[re-sending after adding myself to int-area, sorry for the duplicate to ram and individuals]

On Mar 22, 2007, at 8:27 PM, Iljitsch van Beijnum wrote:
What we need in a new mapping system is the scalability and parallelism of the DNS coupled with the immediacy of BGP, but where BGP distributes next hop information, the new mapping system should distribute "last hop" information.
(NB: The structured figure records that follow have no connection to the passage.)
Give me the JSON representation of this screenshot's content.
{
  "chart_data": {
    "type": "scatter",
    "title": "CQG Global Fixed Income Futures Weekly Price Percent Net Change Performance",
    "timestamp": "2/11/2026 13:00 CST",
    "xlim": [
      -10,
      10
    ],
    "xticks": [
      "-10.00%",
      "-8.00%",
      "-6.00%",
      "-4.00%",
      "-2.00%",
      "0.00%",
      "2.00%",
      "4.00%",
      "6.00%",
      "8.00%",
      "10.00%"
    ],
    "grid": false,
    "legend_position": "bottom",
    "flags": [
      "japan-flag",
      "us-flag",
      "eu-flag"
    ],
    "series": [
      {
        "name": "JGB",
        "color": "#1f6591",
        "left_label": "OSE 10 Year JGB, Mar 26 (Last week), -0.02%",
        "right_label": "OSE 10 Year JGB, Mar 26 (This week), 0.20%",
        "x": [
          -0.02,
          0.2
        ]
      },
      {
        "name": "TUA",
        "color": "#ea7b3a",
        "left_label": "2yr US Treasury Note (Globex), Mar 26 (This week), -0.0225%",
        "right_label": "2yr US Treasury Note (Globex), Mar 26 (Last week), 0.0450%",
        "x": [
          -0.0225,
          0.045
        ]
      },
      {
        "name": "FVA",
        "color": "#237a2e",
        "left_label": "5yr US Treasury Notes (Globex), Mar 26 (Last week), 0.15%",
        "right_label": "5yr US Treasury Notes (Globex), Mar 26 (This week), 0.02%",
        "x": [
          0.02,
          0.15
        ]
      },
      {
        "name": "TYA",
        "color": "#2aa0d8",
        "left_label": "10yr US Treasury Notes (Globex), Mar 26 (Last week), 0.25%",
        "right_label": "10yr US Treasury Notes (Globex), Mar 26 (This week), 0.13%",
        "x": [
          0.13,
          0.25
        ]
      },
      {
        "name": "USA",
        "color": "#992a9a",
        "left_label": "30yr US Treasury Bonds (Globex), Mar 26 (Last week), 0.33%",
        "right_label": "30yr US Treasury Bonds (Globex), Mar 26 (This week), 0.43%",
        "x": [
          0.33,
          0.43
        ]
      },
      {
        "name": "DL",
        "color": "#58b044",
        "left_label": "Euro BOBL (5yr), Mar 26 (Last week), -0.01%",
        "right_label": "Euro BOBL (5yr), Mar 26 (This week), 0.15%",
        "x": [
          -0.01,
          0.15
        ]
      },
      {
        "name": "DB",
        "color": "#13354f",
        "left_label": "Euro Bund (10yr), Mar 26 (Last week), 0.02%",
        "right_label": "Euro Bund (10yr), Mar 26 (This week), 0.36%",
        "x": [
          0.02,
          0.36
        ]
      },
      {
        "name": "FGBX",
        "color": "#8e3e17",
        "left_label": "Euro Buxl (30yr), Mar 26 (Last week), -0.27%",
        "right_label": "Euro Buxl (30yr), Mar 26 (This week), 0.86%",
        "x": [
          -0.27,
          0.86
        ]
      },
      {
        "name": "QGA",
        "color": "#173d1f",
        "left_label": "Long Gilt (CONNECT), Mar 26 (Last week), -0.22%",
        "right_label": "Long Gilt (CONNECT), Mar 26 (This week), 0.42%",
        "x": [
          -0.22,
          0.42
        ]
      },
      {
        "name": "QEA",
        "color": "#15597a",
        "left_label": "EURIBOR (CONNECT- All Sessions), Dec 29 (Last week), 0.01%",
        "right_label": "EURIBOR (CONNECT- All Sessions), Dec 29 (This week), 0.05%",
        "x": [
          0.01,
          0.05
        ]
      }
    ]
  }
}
What is last-hop information?

In BGP, there is a "next hop" attribute that pretty much does what the name suggests, we'd expect nothing less from a routing protocol. However, in an id/loc (or loc/loc) mapping system, we're not coming dealing with the next hop the packet is sent to, but rather, the place where it can be decapsulated, which can be considered the "last hop" although that's probably not 100% accurate. The intermediate hops don't interest us here, either we assume that if a locator address is present in the mapping database it's reachable (and we flood unreachability information) or we put in an additional protocol that checks whether the decapsulation box is reachable.

I'm not sure if it's productive to get this far down into the minutiae of BGP, but IMO the semantics of the BGP next hop (in particular, that of IBGP or multihop EBGP) are closely aligned with what you've referred to as "last hop". That is, the IBGP next hop specifies a typically distant router, and the physical next hop router has to be determined through further means (e.g., a lookup in the IGP, but also recall that for some address families the next hop is reached through some kind of tunnel -- think about VPNv4 or softwires). The only real divergence between this and what you've called a "last hop" router is that it's more difficult to determine reachability of the "last hop" a priori than it is for a regular BGP next hop, since the "last hop" will typically be in some distant AS.

I don't intend to make the case one way or the other as to BGP's suitability as a mapping protocol, but did want to point out that (IMO) the "last hop" point doesn't really apply.